In September 2006 the brightest exploding star — or supernova — ever seen was spotted in a galaxy 240 million light years from Earth. Dubbed SN 2006gy, it was 100 times brighter than a typical supernova, leading some astrophysicists to conclude that it was created during the death throes of a star 90 or more times massive than our Sun. Now, however, researchers in the Netherlands think they know how such a massive star could have formed in the first place, while an independent team in the US has worked out how the explosion could have taken place. Both results are published in this week’s issue of Nature.

As a star gets older, it burns off all of its hydrogen and is left with a core of helium and heavier elements. If this core is more than twice as heavy as our Sun, astrophysicists believe that the star will collapse, causing a spectacular supernova explosion that leaves behind a black hole or neutron star. Several solar masses worth of material are ejected into the interstellar medium during a supernova, producing a fantastic display of light and colour.

However, the fate of massive stars with cores that are 40 times as heavy as our Sun is not well understood — making the origins of SN 2006gy a genuine mystery. The leading candidate is a theory that has been around for some time called “pulsed pair instability”. This suggests that the supernova was created not by a single massive explosion, but by the collision of two pulses of matter ejected from a massive star by two successive explosions.

Now, Stan Woosley and colleagues at the University of California at Santa Cruz claim to have shown that SN 2006gy was created in such a way. The instability is believed to occur when a massive star has exhausted its helium and starts to burn carbon and oxygen. This causes the star to contract and become much hotter than before, boosting the energy of the photons it produces. Indeed, the photons become so energetic that they can change into pairs of electrons and positrons.

Pressure drop

This process, in which kinetic energy is converted into matter, causes the pressure of the core to drop. The star responds by contracting further and burning even hotter until the pressure generated by this ferocious burning is so high that the star explodes and several solar masses of material are ejected. Woosley told physicsworld.com that this would produce a relatively small “supernova”, which in the case of SN 2006gy, would probably go unnoticed here on Earth.

After ejecting matter, the star begins to contract and the process repeats itself, ejecting matter for a second time. However, Woolsey believes that the fireworks really begin when the second pulse of matter catches up with the first and the collision produces an extraordinary burst of light. According to Woosley, such a collision could produce up to 100 times more light than an ordinary supernova because the collision occurs some distance from the star and its powerful gravitational attraction. As a result, most of the kinetic energy of the ejected particles can be converted into light.
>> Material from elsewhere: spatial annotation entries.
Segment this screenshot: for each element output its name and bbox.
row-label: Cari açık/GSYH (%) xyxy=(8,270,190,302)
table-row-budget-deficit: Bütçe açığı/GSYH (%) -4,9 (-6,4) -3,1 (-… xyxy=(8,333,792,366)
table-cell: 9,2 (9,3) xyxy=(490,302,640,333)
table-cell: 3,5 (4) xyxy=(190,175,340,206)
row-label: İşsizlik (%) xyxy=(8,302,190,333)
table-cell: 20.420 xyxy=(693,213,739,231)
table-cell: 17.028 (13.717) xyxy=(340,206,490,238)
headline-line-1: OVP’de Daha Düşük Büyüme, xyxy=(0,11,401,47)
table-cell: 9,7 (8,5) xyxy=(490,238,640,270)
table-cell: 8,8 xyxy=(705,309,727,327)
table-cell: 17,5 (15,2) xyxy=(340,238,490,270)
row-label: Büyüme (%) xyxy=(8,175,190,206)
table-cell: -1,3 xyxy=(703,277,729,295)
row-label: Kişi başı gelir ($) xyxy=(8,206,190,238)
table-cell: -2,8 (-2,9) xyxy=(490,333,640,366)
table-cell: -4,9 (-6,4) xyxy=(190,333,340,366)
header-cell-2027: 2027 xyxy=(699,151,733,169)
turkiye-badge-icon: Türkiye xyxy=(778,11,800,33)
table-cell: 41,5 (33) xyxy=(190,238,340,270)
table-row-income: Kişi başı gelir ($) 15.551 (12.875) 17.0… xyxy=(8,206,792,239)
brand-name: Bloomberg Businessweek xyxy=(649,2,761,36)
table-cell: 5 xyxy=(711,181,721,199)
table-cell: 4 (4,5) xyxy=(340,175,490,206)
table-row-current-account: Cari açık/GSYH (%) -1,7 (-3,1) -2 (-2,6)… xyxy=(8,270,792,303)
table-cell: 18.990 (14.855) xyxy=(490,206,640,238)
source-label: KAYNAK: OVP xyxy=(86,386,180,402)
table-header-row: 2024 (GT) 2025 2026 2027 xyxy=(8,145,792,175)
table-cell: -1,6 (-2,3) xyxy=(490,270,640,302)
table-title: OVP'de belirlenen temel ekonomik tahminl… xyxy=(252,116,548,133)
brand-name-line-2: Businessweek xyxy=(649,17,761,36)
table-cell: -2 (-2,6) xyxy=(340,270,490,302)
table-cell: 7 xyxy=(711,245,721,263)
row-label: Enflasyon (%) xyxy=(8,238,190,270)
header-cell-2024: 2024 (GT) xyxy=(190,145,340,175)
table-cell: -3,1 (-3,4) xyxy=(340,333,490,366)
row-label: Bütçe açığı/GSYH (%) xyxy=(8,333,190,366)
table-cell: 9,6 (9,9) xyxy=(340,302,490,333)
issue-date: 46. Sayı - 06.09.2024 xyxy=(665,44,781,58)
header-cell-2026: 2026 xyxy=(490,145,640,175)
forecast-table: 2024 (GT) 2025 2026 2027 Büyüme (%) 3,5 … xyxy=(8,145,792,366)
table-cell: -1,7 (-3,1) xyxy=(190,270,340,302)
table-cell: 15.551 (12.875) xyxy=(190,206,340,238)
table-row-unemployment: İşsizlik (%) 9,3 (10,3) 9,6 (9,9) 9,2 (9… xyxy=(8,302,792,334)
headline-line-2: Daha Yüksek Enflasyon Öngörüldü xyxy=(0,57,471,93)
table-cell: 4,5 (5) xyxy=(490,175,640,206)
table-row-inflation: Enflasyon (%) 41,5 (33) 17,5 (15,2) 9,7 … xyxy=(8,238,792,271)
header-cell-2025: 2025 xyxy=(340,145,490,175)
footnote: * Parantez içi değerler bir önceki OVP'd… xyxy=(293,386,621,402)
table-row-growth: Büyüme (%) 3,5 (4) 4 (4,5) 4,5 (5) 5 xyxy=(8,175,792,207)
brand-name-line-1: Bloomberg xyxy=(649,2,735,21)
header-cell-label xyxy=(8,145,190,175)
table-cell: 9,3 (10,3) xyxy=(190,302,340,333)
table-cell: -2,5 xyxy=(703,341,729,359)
In a normal supernova, by contrast, 99% of the kinetic energy is consumed by overcoming gravity.

Woosley and colleagues tested their hypothesis by doing a computer simulation of the death of a star that began life at 110 solar masses, which suggested that such a star would explode twice in about 5.4 years and then collapse into a neutron star or black hole about 15 years after the first explosion. The team also calculated the light that would be emitted in the days after the second explosion, which they claim compares favourably to measurements made on SN 2006gy.

Colliding stars

While Woosley and colleagues have explained how such a bright supernova could occur, the question of how such a massive star could form in the first place has been addressed by Simon Portegies Zwart and Edward van den Heuvel of the University of Amsterdam in the Netherlands.

Most astrophysicists believe that massive stars were common in the early Universe, but it would be very unlikely for such a star to form much later on — as the SN 2006gy must have done if it exploded a mere 240 million years ago. An important clue as to the origin of the SN 2006gy star is that the supernova light suggests it had an abundance of hydrogen. This is puzzling because massive stars near death should have already burned off all their hydrogen.

Portegies Zwart and van den Heuvel believe that instead of being a massive isolated star that has grown old, the SN 2006gy star was the product of a series of “runaway” collisions between stars in a dense and young stellar cluster. Such collisions could cause a large star to get bigger and bigger by absorbing young hydrogen-rich stars. Eventually, such a star could become large enough to become a supernova — but it would also have a significant amount of hydrogen from the last star it absorbed.

Portegies Zwart and van den Heuvel performed computer simulations of runaway collisions, which showed that stars greater than 100 solar masses could be created by collisions over several million years. And if the last collision with a young star occurred about 100,000 before the supernova, there would be enough hydrogen left over to explain its presence in SN 2006gy. Portegies Zwart told physicsworld.com that once the supernova fades in a year or so the cluster should become visible, which will provide them with a way of testing their hypothesis.